They picked up the paper a day or two late, but their digital edition went online on time.
• Cyndy Slovak-Barton said she took the Hays Free Press digital, but they planned to “put out a special public notice edition, which we are printing on tabloid paper in house on our copier and mailing these to cities, school districts, attorneys, etc. We might only mail out 50 copies of this, but I figure that will help. On the back page, we are going to run the column regarding transparency in government and snow pictures from readers.”
Like everyone else, she said they “made sure to put an explanation on page one about WHY we were sending this out.”
• Ken Cooke said he was able to print the Fredericksburg Standard “a day late and currently waiting on physical
copy delivery. Our local drivers will have to wait until tomorrow (Friday) to attempt delivery as roads are getting bad again. My brother in Rockdale went e-edition only after visiting with Cyndy.”
• Lynette Sowell said the Cove Leader Press “went digital-only on Tuesday. We have power at our homes and offices once again, but it’s very dire here in our community. A similar story I’m sure many of you share.
“We are working today at the office on our pages for 2/19 and it remains to be seen if we will print, but we will be ready like usual. Some normalcy feels good right now.
“My thoughts and prayers are with you all as we keep on keepin’ on.”
• Stephen Hemelt said The Port Arthur News “printed a day late in Port Arthur and maintained on-schedule web publishing. Our problem now is finding no one working at the post offices to handle delivery in most of Jefferson County.”
• Sarah Beth Owen of The Whitewright Sun said she “didn’t print, no way we could have, couldn’t even turn on a computer to write the paper. Our whole town was without power and running water for more than 3 days... power is back (hoping it stays that way) but water is barely flowing and unusable...
“I’m going to print this week”s and next week’s news in one paper next week hopefully...”
• Mary Judson at the Port Aransas South Jetty said: “We published online yesterday and offered it for free. We got power and internet restored last night and are putting pages together today to send to the printer. Newsstand copies will not be free.
“Grateful for a webmaster and printer who work with us!”
• Elaine Kolodziej of the Wilson County News/La Vernia News said: “Our two papers went online just one day later than usual. Also making digital free. Our print is still unable to get to their plant, but we will have a print edition even it is several days late. They will be mailed to our subscribers.
“For the newsstand sales, we will insert two weeks into one to save on distribution costs. I think readers will understand.”

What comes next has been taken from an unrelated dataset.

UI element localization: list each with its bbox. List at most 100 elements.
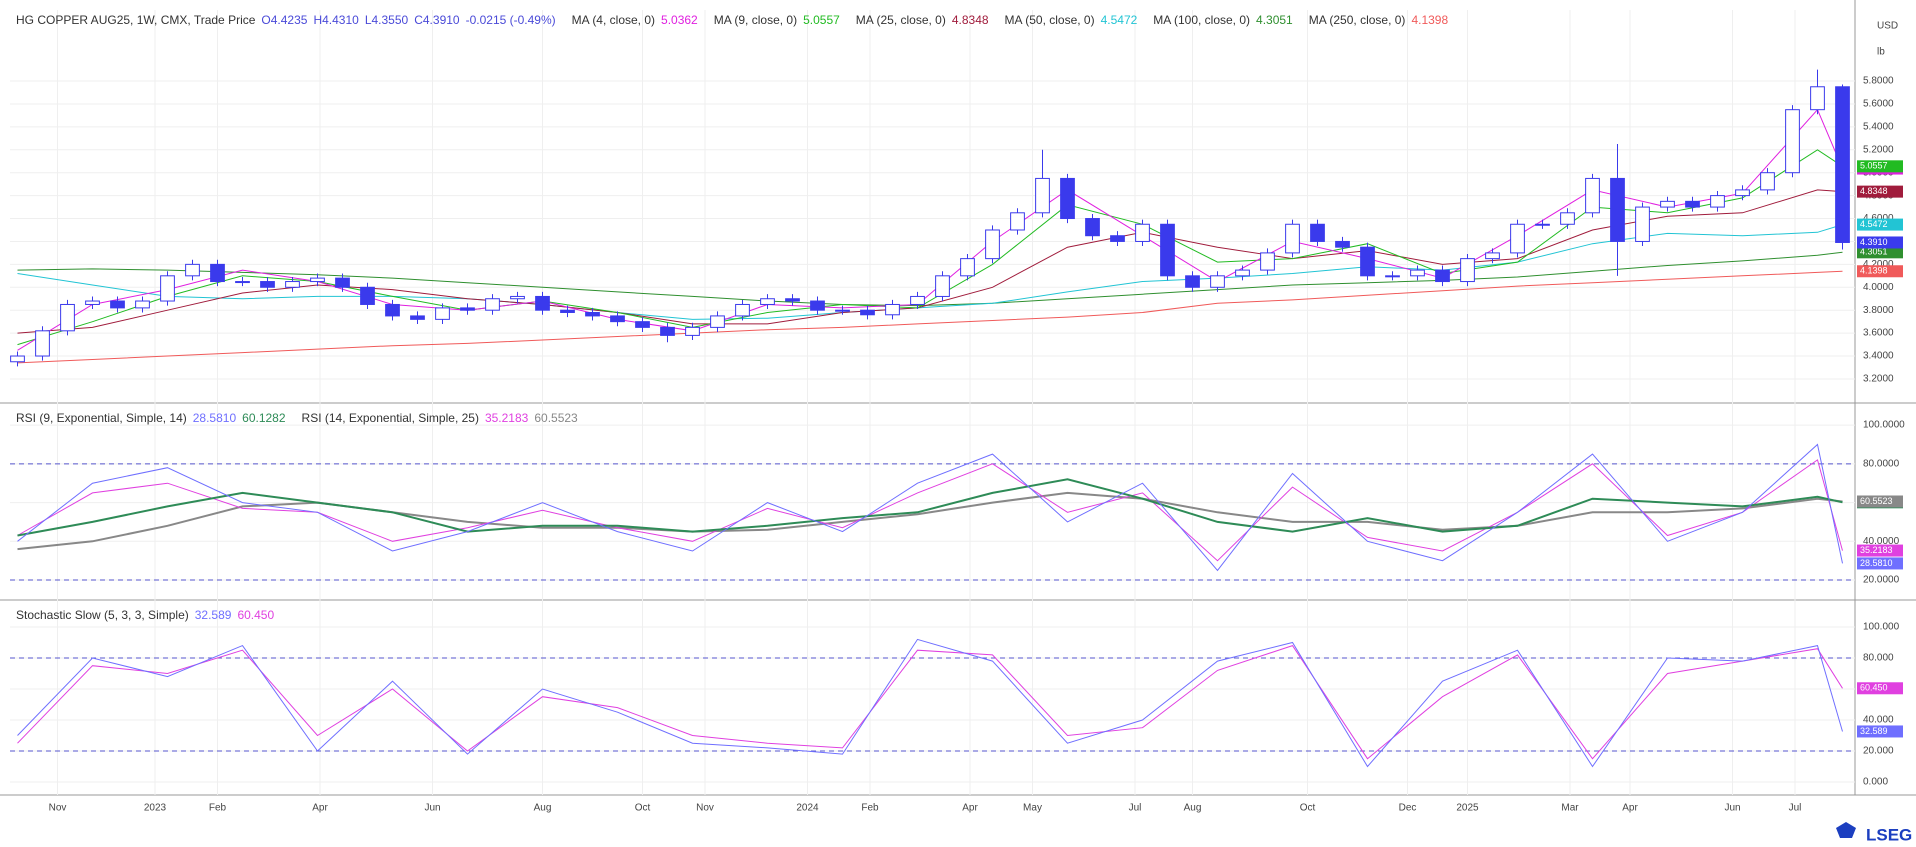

While I saved a lot of money by not printing three newspapers that snowy week, there really is nothing better than the printed page. I love the sound the paper makes as you snap open a newly printed issue. And I even love the smell of the paper and ink.
I know it sounds odd, but you have to understand – I ran a printing plant for 20 years. I could sit in my office and tell by the slight vibration in the concrete floor if all was running well or not. And going back and scooping up a paper as it came off the press – ink still wet – was a thrill. Still is when I have the chance to visit the Henderson plant.
Once again during this legislative session there are some legislators in Austin who want to take legals and public notices out of our newspapers and place them on government-run websites. They claim it saves taxpayers money. The misguided legislators supporting this really want to minimize transparency, or hurt the newspaper industry because they or a friend or a campaign contributor of theirs don’t like what we wrote about them or that we didn’t take up their cause.
I invite everyone to join the Texas Press Association’s Legislative Advisory Committee and help make a difference by calling your state senators and representatives when called on by Mike Hodges and Donnis Baggett, who are at the front lines at the Capitol trying to kill bad bills and push good bills pertaining to open meetings and open records and helping to keep public notices and legals in our hometown newspapers.
Mike Hodges reported that TPA is taking the offensive on these matters. He reported that “three bills have been filed on our behalf: HB-1360 (restores public notice in newspaper of tax rate and calculation), HB-1416 (fixes “skeleton crew” delays in records requests), and HB-1810 (requires open records data to be presented in a searchable/sortable manner). More of our priority bills are expected to be filed soon.”
Thank you to all of you who, as Lynette Sowell put it, “keep on keepin’ on.”